Today as before, loose leaf tea in the most favorite drink in England and the second most consumed beverage (after water) in the world.
Tea’s origin began in China sometimes 2700 BC.
Only in 17th Century tea reached Europe in and becoming fashionable in the coffeehouses, joining coffee and hot chocolate.
By 1669, England granted a group of merchant a monopoly on English trade in the Far East. This newly formed company was known as the John Company, which sent regularly shipments of Chinese tea to England from their base in India. But this loose leaf tea was being purchased from Dutch. The English were desperate for cheaper prices and direct purchasing, but it was not until 1684 that the first English East Company ships gained official clearance from the Chinese to purchase tea directly.
For the next 150 years the English East India Company had exclusive import rights to bring Chinese tea to England and set the prices of tea sold to the Crown. In 1834 the Crown broke the monopoly, and dozens of independent traders sprang up in London. With the trade monopoly ended, the English East Company was desperate to find a place where it could grow tea and control all aspects of production. The English, wishing for a better solution, had to settle for what it had-India.

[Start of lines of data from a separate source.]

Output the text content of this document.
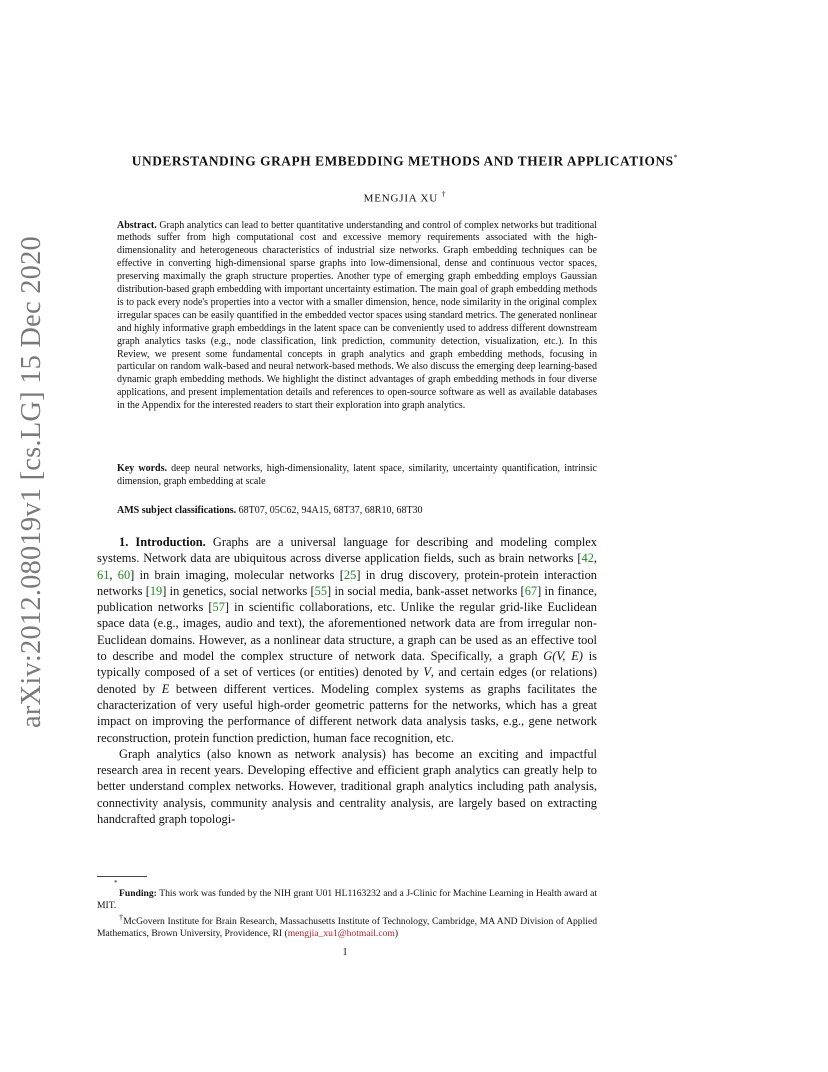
arXiv:2012.08019v1 [cs.LG] 15 Dec 2020
UNDERSTANDING GRAPH EMBEDDING METHODS AND THEIR APPLICATIONS*
MENGJIA XU †
Abstract. Graph analytics can lead to better quantitative understanding and control of complex networks but traditional methods suffer from high computational cost and excessive memory requirements associated with the high-dimensionality and heterogeneous characteristics of industrial size networks. Graph embedding techniques can be effective in converting high-dimensional sparse graphs into low-dimensional, dense and continuous vector spaces, preserving maximally the graph structure properties. Another type of emerging graph embedding employs Gaussian distribution-based graph embedding with important uncertainty estimation. The main goal of graph embedding methods is to pack every node's properties into a vector with a smaller dimension, hence, node similarity in the original complex irregular spaces can be easily quantified in the embedded vector spaces using standard metrics. The generated nonlinear and highly informative graph embeddings in the latent space can be conveniently used to address different downstream graph analytics tasks (e.g., node classification, link prediction, community detection, visualization, etc.). In this Review, we present some fundamental concepts in graph analytics and graph embedding methods, focusing in particular on random walk-based and neural network-based methods. We also discuss the emerging deep learning-based dynamic graph embedding methods. We highlight the distinct advantages of graph embedding methods in four diverse applications, and present implementation details and references to open-source software as well as available databases in the Appendix for the interested readers to start their exploration into graph analytics.
Key words. deep neural networks, high-dimensionality, latent space, similarity, uncertainty quantification, intrinsic dimension, graph embedding at scale
AMS subject classifications. 68T07, 05C62, 94A15, 68T37, 68R10, 68T30

1. Introduction. Graphs are a universal language for describing and modeling complex systems. Network data are ubiquitous across diverse application fields, such as brain networks [42, 61, 60] in brain imaging, molecular networks [25] in drug discovery, protein-protein interaction networks [19] in genetics, social networks [55] in social media, bank-asset networks [67] in finance, publication networks [57] in scientific collaborations, etc. Unlike the regular grid-like Euclidean space data (e.g., images, audio and text), the aforementioned network data are from irregular non-Euclidean domains. However, as a nonlinear data structure, a graph can be used as an effective tool to describe and model the complex structure of network data. Specifically, a graph G(V, E) is typically composed of a set of vertices (or entities) denoted by V, and certain edges (or relations) denoted by E between different vertices. Modeling complex systems as graphs facilitates the characterization of very useful high-order geometric patterns for the networks, which has a great impact on improving the performance of different network data analysis tasks, e.g., gene network reconstruction, protein function prediction, human face recognition, etc.

Graph analytics (also known as network analysis) has become an exciting and impactful research area in recent years. Developing effective and efficient graph analytics can greatly help to better understand complex networks. However, traditional graph analytics including path analysis, connectivity analysis, community analysis and centrality analysis, are largely based on extracting handcrafted graph topologi-

*

Funding: This work was funded by the NIH grant U01 HL1163232 and a J-Clinic for Machine Learning in Health award at MIT.

†McGovern Institute for Brain Research, Massachusetts Institute of Technology, Cambridge, MA AND Division of Applied Mathematics, Brown University, Providence, RI (mengjia_xu1@hotmail.com)

1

The English knew they needed to learn the process of loose leaf tea cultivation from the Chinese, the only people who knew these secrets. In 1848, in a well crafted plan of espionage and pretense, the English hired the Scottish botanist Robert Fortune to dress as a Chinese businessman and go undercover in Fujian Province with the intent of collecting tea plants and learning the Chinese processes for manufacturing both green tea and black tea. He return triumphant, with smuggle tea cuttings, technical information and more than twenty thousand plants.
Fortune’s plants and seeds were sent to the Darjeeling region, where the Chinese plants thrived in the cool, high elevation. But things were moving much more slowly in Assam. It was not until 1847 and the arrival of George Williamson in Assam that English understanding of tea cultivation began. Williamson requested to remove all China bushes from the tea gardens and replace them with cultivated Assam bushes. From this point on the English black loose leaf tea industry in Assam flourished and Assam Black Tea became very popular all over the world as the strongest kind of black tea. Meanwhile the Chinese bush start growing in the Darjeeling region and Darjeeling tea over the years gain it popularity for the mild taste and unique flavor. As of now, Darjeeling tea is considered the champagne of tea, so it is definable worth to try it!
In fewer than fifty years the English had accomplished their goal of controlling tea imports to England. By 1900 India was supplying 154 million pounds of loose leaf tea to England. Purchases of Chinese tea, which once constituted 90 percent of all tea purchased, reduced to mere 5 percent a year. The Chinese tea industry would falter under this loss, and would not recover from this blow until the end of the twentieth century.
For centuries, tea drinkers were encouraged to develop a spiritual appreciation for the everyday moments in life as they performed the rituals of loose leaf tea preparation. Lu Yu emphasized that all moments in life be attended by beauty- a concept that was to become central to the pleasure of drinking.
Enjoy the Power of Now, while drinking your favorite cup of tea.